Vikings game days, which often stretched from 7 a.m. to 7 or 8 p.m. for a noon kickoff, created father-son memories that Nic will cherish forever.

"To be able to watch him work and to be a part of that … it was an incredible bonding experience," Nic said. "We spent a lot of time before the games, you'd go out to eat after the games and talk about everything that happened, and that helped grow us closer, for sure."


Focused on Family Time

Rick always had a strong relationship with his children, Barb pointed out. Despite the demanding schedule required of a freelance photographer, Rick made family time a priority.

Family trips around the country for Nic and Jessi's dance competitions weren't uncommon, and Rick even joined a "Dancing Dads" group to stay involved.

"He always liked to be part of things," Barb said, a smile evident in her voice. "He drove the prop truck and handled the props, took care of that. And he took the pictures for the dance company, so he was a big part of that.
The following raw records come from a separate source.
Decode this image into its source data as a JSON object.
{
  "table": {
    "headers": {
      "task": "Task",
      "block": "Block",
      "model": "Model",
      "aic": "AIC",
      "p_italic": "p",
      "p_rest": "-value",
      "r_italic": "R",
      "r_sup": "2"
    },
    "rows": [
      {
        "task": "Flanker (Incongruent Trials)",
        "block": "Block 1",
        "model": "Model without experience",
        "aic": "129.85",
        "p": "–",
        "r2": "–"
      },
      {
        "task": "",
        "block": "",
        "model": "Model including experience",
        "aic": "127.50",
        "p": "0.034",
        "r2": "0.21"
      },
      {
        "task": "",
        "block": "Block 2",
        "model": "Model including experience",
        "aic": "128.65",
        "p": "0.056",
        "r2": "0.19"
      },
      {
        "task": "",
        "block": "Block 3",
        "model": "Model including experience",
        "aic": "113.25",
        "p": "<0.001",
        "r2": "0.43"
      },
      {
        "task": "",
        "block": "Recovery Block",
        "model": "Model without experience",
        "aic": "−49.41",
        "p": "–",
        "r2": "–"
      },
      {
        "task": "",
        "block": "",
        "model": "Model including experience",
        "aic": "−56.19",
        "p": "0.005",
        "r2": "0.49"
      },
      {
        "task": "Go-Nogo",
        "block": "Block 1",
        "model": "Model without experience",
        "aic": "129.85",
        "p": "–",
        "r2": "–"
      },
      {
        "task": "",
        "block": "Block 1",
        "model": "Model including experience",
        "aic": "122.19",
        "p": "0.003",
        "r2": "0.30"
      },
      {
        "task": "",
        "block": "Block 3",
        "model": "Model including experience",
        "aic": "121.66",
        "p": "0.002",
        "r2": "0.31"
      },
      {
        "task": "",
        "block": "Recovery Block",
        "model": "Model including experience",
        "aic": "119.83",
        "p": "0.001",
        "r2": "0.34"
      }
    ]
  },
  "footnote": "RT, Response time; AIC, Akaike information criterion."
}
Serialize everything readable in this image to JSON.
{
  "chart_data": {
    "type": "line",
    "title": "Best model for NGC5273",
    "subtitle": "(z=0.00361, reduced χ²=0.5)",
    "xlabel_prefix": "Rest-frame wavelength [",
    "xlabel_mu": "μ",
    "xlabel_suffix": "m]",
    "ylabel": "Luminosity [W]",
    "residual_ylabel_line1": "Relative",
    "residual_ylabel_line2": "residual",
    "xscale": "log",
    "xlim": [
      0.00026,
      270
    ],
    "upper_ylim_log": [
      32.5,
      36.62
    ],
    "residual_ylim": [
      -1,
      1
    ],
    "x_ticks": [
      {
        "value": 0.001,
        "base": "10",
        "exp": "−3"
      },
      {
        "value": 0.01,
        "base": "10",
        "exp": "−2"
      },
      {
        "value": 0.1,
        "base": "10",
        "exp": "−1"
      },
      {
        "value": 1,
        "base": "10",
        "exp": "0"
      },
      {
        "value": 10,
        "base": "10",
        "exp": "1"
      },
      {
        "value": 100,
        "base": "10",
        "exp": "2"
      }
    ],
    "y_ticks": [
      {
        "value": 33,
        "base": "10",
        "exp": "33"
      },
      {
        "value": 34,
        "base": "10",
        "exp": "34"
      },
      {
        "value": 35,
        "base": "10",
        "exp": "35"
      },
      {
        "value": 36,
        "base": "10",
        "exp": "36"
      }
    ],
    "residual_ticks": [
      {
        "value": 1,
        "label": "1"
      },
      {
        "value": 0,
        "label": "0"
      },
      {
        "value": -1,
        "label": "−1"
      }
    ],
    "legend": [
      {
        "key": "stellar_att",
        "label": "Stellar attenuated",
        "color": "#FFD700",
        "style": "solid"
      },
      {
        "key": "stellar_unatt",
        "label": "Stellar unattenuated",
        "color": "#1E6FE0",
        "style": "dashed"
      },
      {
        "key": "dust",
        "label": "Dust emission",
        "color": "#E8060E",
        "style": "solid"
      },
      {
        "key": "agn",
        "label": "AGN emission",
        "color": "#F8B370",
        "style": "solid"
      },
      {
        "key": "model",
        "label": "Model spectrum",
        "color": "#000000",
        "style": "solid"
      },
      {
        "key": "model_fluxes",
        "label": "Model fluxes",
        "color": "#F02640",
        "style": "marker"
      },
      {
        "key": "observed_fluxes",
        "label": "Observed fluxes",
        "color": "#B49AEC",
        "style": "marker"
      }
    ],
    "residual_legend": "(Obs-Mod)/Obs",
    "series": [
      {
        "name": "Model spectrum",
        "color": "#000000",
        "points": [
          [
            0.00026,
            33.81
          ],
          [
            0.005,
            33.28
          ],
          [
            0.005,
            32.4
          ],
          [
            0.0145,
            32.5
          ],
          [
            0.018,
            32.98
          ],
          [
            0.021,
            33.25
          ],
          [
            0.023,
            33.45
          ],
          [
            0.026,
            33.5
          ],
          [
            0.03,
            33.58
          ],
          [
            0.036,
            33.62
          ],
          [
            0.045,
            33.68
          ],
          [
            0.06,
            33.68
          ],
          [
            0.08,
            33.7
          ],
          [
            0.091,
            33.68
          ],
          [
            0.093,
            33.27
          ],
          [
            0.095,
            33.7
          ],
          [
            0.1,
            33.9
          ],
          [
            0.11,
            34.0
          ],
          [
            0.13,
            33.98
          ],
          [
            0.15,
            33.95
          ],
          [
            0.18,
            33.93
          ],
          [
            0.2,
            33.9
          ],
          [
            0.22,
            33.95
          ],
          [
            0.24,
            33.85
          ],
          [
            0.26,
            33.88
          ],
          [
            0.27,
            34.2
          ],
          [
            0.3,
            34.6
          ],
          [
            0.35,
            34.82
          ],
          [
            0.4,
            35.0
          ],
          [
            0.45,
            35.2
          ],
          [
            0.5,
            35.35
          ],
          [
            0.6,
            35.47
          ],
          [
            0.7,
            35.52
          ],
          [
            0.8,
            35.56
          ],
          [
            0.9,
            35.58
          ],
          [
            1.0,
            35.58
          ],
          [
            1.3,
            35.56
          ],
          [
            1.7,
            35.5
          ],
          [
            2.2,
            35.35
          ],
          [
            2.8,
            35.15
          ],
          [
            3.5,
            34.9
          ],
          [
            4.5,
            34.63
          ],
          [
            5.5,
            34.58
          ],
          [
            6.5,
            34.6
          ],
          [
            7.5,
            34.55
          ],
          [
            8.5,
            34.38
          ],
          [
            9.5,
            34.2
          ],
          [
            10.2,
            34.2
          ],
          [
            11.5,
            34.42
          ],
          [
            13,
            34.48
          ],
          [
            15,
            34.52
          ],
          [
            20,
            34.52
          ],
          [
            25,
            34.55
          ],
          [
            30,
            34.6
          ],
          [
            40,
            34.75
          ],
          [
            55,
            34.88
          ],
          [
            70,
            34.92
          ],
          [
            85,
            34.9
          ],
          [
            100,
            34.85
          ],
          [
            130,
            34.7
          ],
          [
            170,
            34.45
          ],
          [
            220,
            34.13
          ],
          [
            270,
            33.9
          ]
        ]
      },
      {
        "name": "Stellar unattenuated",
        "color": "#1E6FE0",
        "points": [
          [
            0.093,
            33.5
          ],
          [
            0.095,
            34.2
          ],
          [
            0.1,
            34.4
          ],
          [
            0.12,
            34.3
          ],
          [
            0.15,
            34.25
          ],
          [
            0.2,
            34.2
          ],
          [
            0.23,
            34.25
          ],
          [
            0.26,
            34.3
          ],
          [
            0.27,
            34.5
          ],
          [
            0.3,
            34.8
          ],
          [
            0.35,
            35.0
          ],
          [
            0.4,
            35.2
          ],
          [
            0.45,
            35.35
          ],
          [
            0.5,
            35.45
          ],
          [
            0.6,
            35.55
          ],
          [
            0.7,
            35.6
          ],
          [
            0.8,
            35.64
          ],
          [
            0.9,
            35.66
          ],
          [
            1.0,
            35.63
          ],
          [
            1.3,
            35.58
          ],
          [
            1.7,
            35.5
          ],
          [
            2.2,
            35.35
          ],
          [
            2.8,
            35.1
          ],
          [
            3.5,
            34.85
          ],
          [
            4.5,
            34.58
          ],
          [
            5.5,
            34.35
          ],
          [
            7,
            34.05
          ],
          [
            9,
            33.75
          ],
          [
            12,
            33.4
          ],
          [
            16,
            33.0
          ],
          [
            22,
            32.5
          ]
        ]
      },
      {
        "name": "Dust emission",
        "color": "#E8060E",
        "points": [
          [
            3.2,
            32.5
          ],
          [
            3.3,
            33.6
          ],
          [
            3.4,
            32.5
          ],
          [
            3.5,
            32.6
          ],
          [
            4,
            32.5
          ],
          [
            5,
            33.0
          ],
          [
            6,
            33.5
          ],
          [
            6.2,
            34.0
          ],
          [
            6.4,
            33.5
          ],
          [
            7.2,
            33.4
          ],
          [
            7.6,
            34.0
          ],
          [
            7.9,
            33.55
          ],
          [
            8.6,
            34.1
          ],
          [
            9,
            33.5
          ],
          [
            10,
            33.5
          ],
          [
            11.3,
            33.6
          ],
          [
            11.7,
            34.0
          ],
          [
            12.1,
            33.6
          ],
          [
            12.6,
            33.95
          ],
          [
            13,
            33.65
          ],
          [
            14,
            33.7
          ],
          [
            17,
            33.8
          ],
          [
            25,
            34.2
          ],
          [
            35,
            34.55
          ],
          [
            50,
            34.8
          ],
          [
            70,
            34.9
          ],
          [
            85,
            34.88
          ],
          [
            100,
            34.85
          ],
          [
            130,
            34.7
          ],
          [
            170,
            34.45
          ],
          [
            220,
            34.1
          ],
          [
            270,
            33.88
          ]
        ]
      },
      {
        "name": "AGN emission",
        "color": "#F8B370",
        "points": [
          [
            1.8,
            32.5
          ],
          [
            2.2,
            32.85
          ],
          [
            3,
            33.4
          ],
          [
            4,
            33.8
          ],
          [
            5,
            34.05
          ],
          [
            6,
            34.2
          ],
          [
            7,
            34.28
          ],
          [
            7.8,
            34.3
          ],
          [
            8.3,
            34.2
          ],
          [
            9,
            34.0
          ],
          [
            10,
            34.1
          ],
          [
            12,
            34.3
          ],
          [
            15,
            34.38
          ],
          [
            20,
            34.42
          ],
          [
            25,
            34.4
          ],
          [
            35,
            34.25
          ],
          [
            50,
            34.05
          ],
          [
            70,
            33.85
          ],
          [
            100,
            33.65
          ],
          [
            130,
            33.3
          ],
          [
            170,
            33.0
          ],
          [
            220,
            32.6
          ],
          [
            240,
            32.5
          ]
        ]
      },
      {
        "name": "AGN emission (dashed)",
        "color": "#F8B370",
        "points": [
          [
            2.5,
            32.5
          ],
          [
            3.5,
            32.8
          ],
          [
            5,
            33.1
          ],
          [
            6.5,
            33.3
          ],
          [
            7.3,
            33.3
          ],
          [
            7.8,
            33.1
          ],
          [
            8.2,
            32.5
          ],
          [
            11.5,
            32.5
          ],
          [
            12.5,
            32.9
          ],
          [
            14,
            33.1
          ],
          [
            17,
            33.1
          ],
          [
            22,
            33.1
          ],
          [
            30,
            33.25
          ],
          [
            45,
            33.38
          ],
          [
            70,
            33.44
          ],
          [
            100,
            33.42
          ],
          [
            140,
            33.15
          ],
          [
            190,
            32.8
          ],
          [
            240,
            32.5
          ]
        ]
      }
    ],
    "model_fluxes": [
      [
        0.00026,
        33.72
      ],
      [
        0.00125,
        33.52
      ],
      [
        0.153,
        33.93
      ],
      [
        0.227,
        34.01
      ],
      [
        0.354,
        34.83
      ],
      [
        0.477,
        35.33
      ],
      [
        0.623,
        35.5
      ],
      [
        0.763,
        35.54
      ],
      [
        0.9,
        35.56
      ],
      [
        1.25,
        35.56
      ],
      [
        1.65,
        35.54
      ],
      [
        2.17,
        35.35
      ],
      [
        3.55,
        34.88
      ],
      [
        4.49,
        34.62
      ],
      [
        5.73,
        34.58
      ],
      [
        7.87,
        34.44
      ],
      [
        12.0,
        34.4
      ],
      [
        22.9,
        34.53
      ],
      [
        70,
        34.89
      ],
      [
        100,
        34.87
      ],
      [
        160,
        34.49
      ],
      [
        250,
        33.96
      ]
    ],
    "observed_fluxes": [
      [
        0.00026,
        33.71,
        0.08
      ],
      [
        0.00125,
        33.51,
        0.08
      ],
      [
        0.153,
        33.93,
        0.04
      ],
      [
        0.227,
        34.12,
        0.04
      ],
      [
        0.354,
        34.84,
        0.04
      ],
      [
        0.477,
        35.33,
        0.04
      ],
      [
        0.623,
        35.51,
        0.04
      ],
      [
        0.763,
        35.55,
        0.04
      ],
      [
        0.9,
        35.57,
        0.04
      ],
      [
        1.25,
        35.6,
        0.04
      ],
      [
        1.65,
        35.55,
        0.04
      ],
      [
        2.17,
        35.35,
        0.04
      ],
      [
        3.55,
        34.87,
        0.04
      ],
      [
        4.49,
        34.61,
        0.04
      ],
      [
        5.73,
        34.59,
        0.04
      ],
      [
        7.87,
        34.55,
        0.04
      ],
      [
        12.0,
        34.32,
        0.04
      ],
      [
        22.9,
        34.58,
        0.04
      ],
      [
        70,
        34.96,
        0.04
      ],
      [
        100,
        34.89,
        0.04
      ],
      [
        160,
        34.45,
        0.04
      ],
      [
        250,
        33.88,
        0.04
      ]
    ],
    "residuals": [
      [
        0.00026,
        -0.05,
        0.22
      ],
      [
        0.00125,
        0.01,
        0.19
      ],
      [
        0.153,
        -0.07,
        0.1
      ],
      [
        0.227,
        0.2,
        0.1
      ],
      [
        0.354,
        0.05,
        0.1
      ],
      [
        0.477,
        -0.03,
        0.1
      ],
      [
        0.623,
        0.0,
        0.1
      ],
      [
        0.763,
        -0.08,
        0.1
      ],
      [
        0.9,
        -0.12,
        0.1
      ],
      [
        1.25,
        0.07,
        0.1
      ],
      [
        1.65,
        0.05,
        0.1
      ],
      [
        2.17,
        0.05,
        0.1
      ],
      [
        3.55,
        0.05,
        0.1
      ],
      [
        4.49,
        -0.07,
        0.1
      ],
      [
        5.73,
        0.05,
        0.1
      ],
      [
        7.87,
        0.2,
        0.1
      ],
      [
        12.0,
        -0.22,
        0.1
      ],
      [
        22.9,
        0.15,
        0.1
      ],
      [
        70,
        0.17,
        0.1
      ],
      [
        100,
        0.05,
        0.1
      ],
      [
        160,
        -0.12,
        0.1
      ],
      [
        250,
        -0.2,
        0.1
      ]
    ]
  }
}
"The kids were really close with their dad because we always did everything together," she added.


There was other traveling, too: vacations out West or Saturday road trips Up North just to admire the changing colors during Minnesota autumns. Rick loved snapping photos of black-and-white loons floating on sleek lake surfaces, images that became part of the Kolodziejs' décor among framed photos of Nic and Jessi.

Rick was a family man, but beyond that he was simply a people person.

Ask anyone who knew him, and they'll tell you that he was much more than just a photographer, and he captured much more than just images – wherever Rick went, he seemed to capture the hearts of those he met.

"He loved everybody. He made friends so easily," said Nic. "He just got along with everybody."

Barb also emphasized her late husband's outgoing demeanor.

"He liked to talk to people. He wasn't much for talking a lot about himself, but he liked to ask people a lot of questions and find out about them," she said. "People all said that at the memorial service – they said how friendly he was and how much he cared about other people and what they were doing."

In January of 2019, Barb and Rick went on one last vacation together, a Caribbean cruise.

Rick had always been opposed to cruises, arguing that new destinations deserved to be fully explored and not just stopped at. But as cancer took its toll on his body, it's the type of trip that made the most sense.

"At the end, we talked about what a good time we had," Barb said. "And he had been feeling better then. He still had his walker, but he was getting around, and he did everything there was to do there and really enjoyed it. … He was really glad he went. It was a great time, and we had those memories to share."

The Vikings will always remember Rick's photographs, but his family hopes they'll also remember him for who he was.

"I was attracted to his sense of humor, and also that he was a good listener," Barb said. "You could tell him all kinds of stuff because he'd actually listen to you.

"He was my person," she added. "He's going to be missed."